Reading the Classics with the Bible in Mind
We use Bob Jones’ High School English anthologies as our spine texts, for a number of reasons, but our reading goes beyond the samples and segments to include complete texts from the best authors in the English language. We teach students to look at authors and literary movements in historical context, not shying away from hard topics, but encouraging them to evaluate what they read through a Biblical lens and to follow authors’ “big ideas” all the way to their logical ends. This approach helps to prepare students for college environment, where the worldview of the instructor is very likely to be different from their own.
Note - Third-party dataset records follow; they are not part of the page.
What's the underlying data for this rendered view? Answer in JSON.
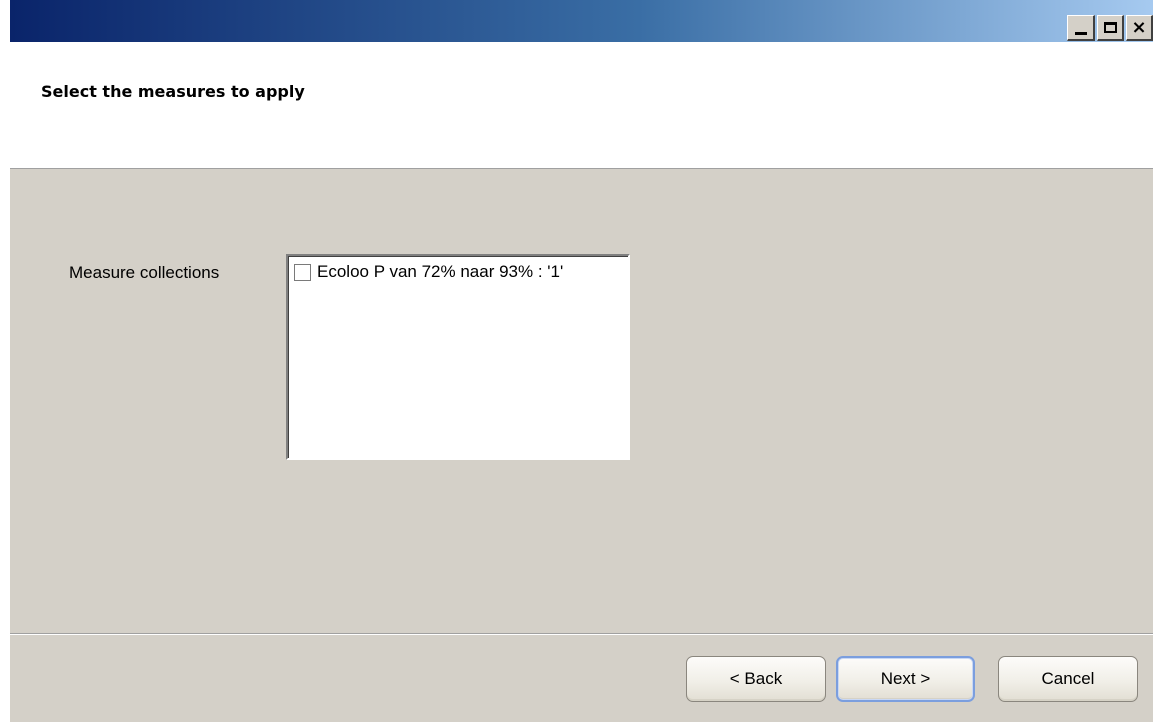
{
  "window": {
    "controls": {
      "minimize": "minimize",
      "maximize": "maximize",
      "close": "×"
    }
  },
  "header": {
    "title": "Select the measures to apply"
  },
  "form": {
    "measure_collections_label": "Measure collections",
    "items": [
      {
        "label": "Ecoloo P van 72% naar 93% : '1'",
        "checked": false
      }
    ]
  },
  "footer": {
    "back_label": "< Back",
    "next_label": "Next >",
    "cancel_label": "Cancel"
  },
  "colors": {
    "titlebar_start": "#0a246a",
    "titlebar_end": "#a6caf0",
    "dialog_background": "#d4d0c8",
    "default_button_border": "#7b9ede"
  }
}
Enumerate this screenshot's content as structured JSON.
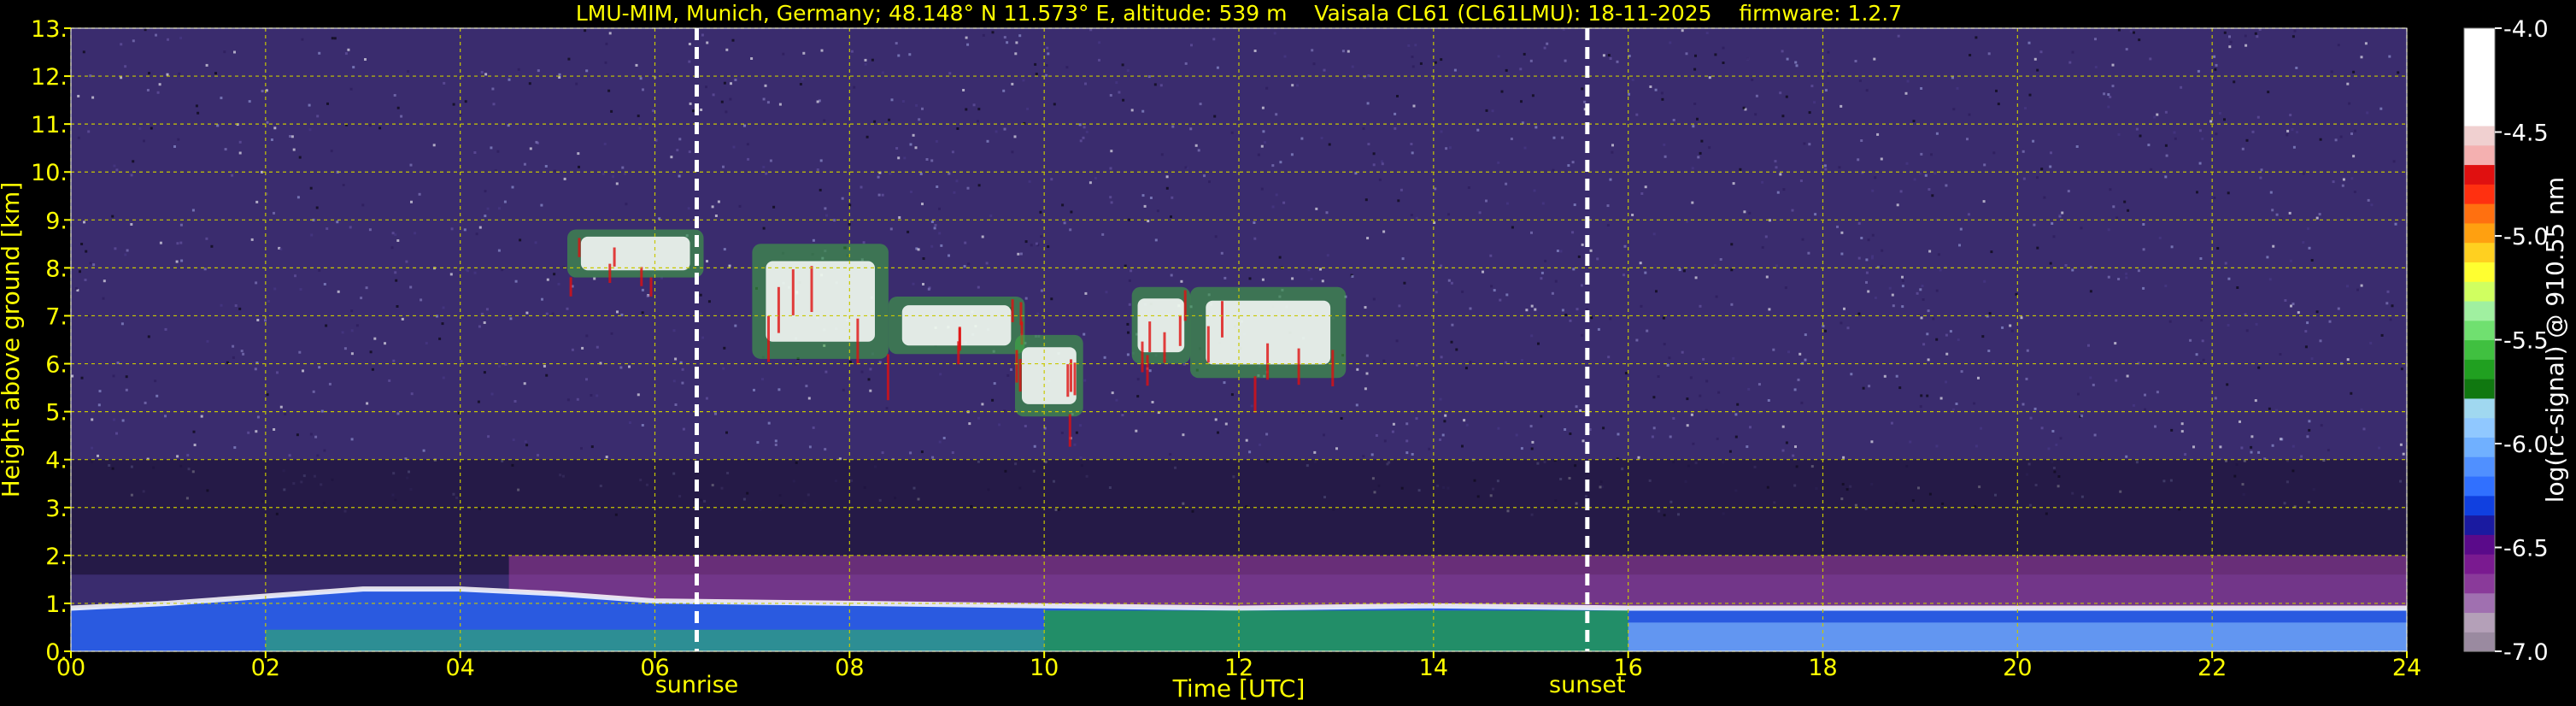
{
  "chart_data": {
    "type": "heatmap",
    "title": "LMU-MIM, Munich, Germany; 48.148° N 11.573° E, altitude: 539 m    Vaisala CL61 (CL61LMU): 18-11-2025    firmware: 1.2.7",
    "xlabel": "Time [UTC]",
    "ylabel": "Height above ground [km]",
    "xlim": [
      0,
      24
    ],
    "ylim": [
      0,
      13
    ],
    "x_ticks": [
      "00",
      "02",
      "04",
      "06",
      "08",
      "10",
      "12",
      "14",
      "16",
      "18",
      "20",
      "22",
      "24"
    ],
    "y_ticks": [
      "0.",
      "1.",
      "2.",
      "3.",
      "4.",
      "5.",
      "6.",
      "7.",
      "8.",
      "9.",
      "10.",
      "11.",
      "12.",
      "13."
    ],
    "grid": true,
    "events": [
      {
        "label": "sunrise",
        "time": 6.43
      },
      {
        "label": "sunset",
        "time": 15.58
      }
    ],
    "colorbar": {
      "label": "log(rc-signal) @ 910.55 nm",
      "range": [
        -7.0,
        -4.0
      ],
      "ticks": [
        "-7.0",
        "-6.5",
        "-6.0",
        "-5.5",
        "-5.0",
        "-4.5",
        "-4.0"
      ],
      "colors": [
        "#9a8aa0",
        "#b4a0b8",
        "#a070b0",
        "#8a3a9a",
        "#7a1a90",
        "#5a0a8a",
        "#1a1aa0",
        "#1040e0",
        "#3070ff",
        "#5090ff",
        "#70b0ff",
        "#90c8ff",
        "#a0d8f0",
        "#107810",
        "#20a020",
        "#40c040",
        "#70e070",
        "#a0f0a0",
        "#d0ff60",
        "#ffff30",
        "#ffd020",
        "#ffa010",
        "#ff7010",
        "#ff3010",
        "#e01010",
        "#f4b0b0",
        "#f0d0d0",
        "#ffffff",
        "#ffffff",
        "#ffffff",
        "#ffffff",
        "#ffffff"
      ]
    },
    "cloud_layers": [
      {
        "start": 5.1,
        "end": 6.5,
        "base_km": 7.8,
        "top_km": 8.8
      },
      {
        "start": 7.0,
        "end": 8.4,
        "base_km": 6.1,
        "top_km": 8.5
      },
      {
        "start": 8.4,
        "end": 9.8,
        "base_km": 6.2,
        "top_km": 7.4
      },
      {
        "start": 9.7,
        "end": 10.4,
        "base_km": 4.9,
        "top_km": 6.6
      },
      {
        "start": 10.9,
        "end": 11.5,
        "base_km": 6.0,
        "top_km": 7.6
      },
      {
        "start": 11.5,
        "end": 13.1,
        "base_km": 5.7,
        "top_km": 7.6
      }
    ],
    "boundary_layer": [
      {
        "time": 0.0,
        "top_km": 0.9
      },
      {
        "time": 1.0,
        "top_km": 1.0
      },
      {
        "time": 2.0,
        "top_km": 1.15
      },
      {
        "time": 3.0,
        "top_km": 1.3
      },
      {
        "time": 4.0,
        "top_km": 1.3
      },
      {
        "time": 5.0,
        "top_km": 1.2
      },
      {
        "time": 6.0,
        "top_km": 1.05
      },
      {
        "time": 8.0,
        "top_km": 1.0
      },
      {
        "time": 10.0,
        "top_km": 0.95
      },
      {
        "time": 12.0,
        "top_km": 0.9
      },
      {
        "time": 14.0,
        "top_km": 0.95
      },
      {
        "time": 16.0,
        "top_km": 0.9
      },
      {
        "time": 20.0,
        "top_km": 0.9
      },
      {
        "time": 24.0,
        "top_km": 0.9
      }
    ]
  }
}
Consistent Writing Instruction
Although our high school English classes are literature based, we include a strong writing component to help students develop this essential skill. Students write several essays and short assignments. Each essay assignment includes a formal drafting process, guided peer review, and extensive commentary during grading. In at least two classes (10th grade and Freshman Composition), we also cover research, selecting a variety of credible sources, quotation and paraphrase, and overall synthesis.
One thing homeschoolers may miss is the opportunity to discuss what they are reading with their peers. We place a high value on student participation in class and encourage (guided) discussion of texts and the ideas they embody with small group activities as well as whole-class interaction. With few exceptions, discussion is our students’ favorite part of class. Through it, they learn to listen to others and to articulate their impressions and beliefs courteously and effectively.
Our English teachers are highly qualified. More important, like all our Living Science teachers, they love the Lord, their students, and their subject. They are committed to meet students where they are and help them improve their writing and thinking skills through the enjoyable process of reading, discussing, and writing about great literature.